One of the biggest surprises I have found in my time in Colombia has been the food. I don’t mean I was surprised by the quality – I was excited by the variety of fish and fruit I knew would be on offer, and I was told by a reliable source that the meat here surpassed Argentina’s in quality. Every meal I’ve had here has been great quality, so I haven’t been disappointed.

The Bandeja Paisa: Too Big For Your Camera


What surprised me, in fact, is the sheer quantity of food that you get here in Colombia. Most meals, especially in traditional restaurants, seem to come with a generous portion of soup followed by a more than substantial main dish. Frankly, most meals I’ve had have been too much for my flimsy European stomach and I end up leaving half my plate, staring longingly at it and wishing I had more room to keep eating. My Colombian friends, however, often complain that they could eat more…

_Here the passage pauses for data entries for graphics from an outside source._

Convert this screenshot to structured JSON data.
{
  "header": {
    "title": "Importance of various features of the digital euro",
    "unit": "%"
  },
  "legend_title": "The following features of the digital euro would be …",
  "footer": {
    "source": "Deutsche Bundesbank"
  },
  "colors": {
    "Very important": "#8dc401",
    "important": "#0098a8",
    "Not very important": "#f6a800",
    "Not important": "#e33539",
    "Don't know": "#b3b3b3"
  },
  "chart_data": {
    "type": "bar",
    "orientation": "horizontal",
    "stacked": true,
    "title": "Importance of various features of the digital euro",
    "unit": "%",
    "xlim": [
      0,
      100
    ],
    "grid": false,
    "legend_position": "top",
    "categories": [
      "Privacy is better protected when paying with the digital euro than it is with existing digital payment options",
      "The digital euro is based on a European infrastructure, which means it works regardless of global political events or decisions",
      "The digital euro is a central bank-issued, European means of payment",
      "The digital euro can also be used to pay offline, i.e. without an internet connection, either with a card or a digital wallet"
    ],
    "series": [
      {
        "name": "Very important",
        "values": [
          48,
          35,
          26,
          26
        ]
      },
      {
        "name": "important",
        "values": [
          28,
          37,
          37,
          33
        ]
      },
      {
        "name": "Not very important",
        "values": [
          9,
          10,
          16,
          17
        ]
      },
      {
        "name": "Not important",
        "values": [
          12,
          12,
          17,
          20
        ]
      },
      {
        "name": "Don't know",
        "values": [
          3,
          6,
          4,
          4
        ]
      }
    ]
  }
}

So imagine my surprise when, in Paisa country (which includes the Coffee Triangle, Medellín, and the whole Antioquia area), I was told of a dish that even some Colombians considered extravagant in size. It was a meal so big that I was told I’d probably need a few hours to rest afterwards; so huge that I’d need a siesta afterwards. Some people might be excited to learn this – I was scared. The meal in question is the Bandeja Paisa, meal generally served on several dishes or a platter sized plate in order to accommodate all the food that you’ll be eating.

So on a Colombian tour, I sat down in a roadside restaurant with 3 friends, we took a token glance at the menu and ordered ourselves 3 1/2 Bandeja Paisas (I was the one with the half portion). When the food came I saw what all the fuss was about. This to me was a meal of gargantuan proportions and, frankly, I felt full just looking at it.

Each mouthful, though, was a treat. Pulling off the meat from the chichorron while spooning a mouthful of rice and beans into my mouth was an absolute pleasure, I only wish that I had the stomach of a Colombian and could manage to eat my entire half-portion. It was no use, however, and my determination was in vein. That familiar feeling returned: I was absolutely full with a decent amount of my meal left over. I sat, staring longingly once again at my meal, unable to eat more. Of course my Colombian friends lapped it up, finally satisfied that they’d eaten a decent-sized meal. I’ve been here a while now and I still can’t understand where all that food goes.

So if you’re very hungry or very brave, in the Paisa region of Colombia you’ll find plenty of traditional restaurants serving this very Colombian dish. It’s usually modestly priced considering the sheer quantity of the thing and even if you don’t finish it, you’re sure to enjoy trying.